Published on Development Impact

The Future of Surveys: Six Takeaways from the Inaugural Conference on Innovations in Survey Measurement in the Age of AI

This page in:
Development Impact logo

Advances in data and measurement are reshaping how researchers and policymakers understand jobs, livelihoods, and economic resilience in low- and middle-income countries. But improving measurement is far from straightforward. How surveys ask questions, how responses are coded, and how new technologies are integrated can all affect the quality of data.

These challenges were at the center of the inaugural conference “Better Data for Better Jobs and Lives: Innovations in Survey Measurement in the Age of AI,” held at the World Bank in Washington, DC in December 2025, and organized by the World Bank Survey Unit’s  Living Standards Measurement Study (LSMS) program and the Global Poverty Research Lab at Northwestern University, in collaboration with the World Bank Data Academy. An overview of all sessions and their recordings is available here.

Building on that momentum, we are happy to announce the next installment of the Conference on Innovations in Survey Measurement in the Age of AI will take place on December 8 and 9, 2026, at the World Bank Headquarters in Washington, D.C. Stay tuned for the Call for Papers.

A recurring theme throughout the inaugural conference was that household surveys remain the backbone of development data, even in the age of AI. Surveys provide the ground truth that underpins evidence on poverty, jobs, food security, and resilience, and they play an essential role in calibrating and validating emerging data sources such as geospatial analytics and machine learning systems. At the same time, new technologies are opening exciting frontiers for measurement. Realizing their potential will require careful testing, validation, and integration with existing survey systems.
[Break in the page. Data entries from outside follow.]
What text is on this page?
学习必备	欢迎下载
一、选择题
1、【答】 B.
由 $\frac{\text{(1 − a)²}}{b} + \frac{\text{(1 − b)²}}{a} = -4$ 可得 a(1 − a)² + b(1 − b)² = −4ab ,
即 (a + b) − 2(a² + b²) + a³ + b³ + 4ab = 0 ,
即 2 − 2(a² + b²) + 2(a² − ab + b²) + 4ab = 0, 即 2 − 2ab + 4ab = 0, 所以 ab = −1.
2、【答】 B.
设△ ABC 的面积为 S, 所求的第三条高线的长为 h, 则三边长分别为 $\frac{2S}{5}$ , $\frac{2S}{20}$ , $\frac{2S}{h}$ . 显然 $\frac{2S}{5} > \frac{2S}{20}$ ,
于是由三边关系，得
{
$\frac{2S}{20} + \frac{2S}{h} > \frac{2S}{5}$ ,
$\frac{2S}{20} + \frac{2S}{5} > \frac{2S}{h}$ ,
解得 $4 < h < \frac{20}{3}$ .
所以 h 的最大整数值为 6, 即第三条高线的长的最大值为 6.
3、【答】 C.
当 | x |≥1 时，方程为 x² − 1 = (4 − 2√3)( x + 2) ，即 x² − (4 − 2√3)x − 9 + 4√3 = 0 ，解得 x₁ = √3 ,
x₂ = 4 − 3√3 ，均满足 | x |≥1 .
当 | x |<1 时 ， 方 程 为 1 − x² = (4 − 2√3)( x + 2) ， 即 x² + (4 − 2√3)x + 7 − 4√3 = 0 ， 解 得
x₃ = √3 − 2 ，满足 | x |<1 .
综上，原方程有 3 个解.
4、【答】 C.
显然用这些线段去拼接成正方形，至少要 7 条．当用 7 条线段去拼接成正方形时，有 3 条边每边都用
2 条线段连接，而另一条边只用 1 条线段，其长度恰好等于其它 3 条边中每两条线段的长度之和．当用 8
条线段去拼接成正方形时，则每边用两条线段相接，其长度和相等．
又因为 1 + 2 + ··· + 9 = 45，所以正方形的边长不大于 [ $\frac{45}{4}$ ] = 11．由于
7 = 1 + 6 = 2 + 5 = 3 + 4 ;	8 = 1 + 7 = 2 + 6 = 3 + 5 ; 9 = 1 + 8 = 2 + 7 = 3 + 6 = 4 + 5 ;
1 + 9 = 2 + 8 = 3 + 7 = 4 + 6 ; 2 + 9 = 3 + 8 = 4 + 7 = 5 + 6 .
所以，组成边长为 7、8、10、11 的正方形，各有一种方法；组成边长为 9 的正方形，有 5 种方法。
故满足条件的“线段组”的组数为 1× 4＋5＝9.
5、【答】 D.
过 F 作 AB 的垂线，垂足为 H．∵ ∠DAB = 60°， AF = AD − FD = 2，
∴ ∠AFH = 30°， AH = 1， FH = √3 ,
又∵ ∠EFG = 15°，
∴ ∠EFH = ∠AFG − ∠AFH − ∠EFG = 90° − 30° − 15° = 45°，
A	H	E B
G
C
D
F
Here are six key takeaways from the research and discussions at the conference and some ideas on what’s next.

1. How we measure shapes what we learn

Across a wide range of topics— from small business activity to poverty and consumption to childcare—presentations showed that survey design choices often have first-order consequences for empirical results.

Choices such as interview mode, question wording, respondent selection, recall periods, and sampling approach can produce differences in estimates that rival the effects researchers are trying to measure (Markhof[1]; Markhof[2]; Glazerman; Amankwah; Yacoubou Djima; Baron; Ambel; Mahler). For example, welfare and livelihoods indicators collected over the phone differ by up to 63% from those collected in-person in Nigeria (Markhof[1]). And household surveys in urban Ghana count over twice as many informal enterprises than those conducted using area-based sampling frames (Amankwah).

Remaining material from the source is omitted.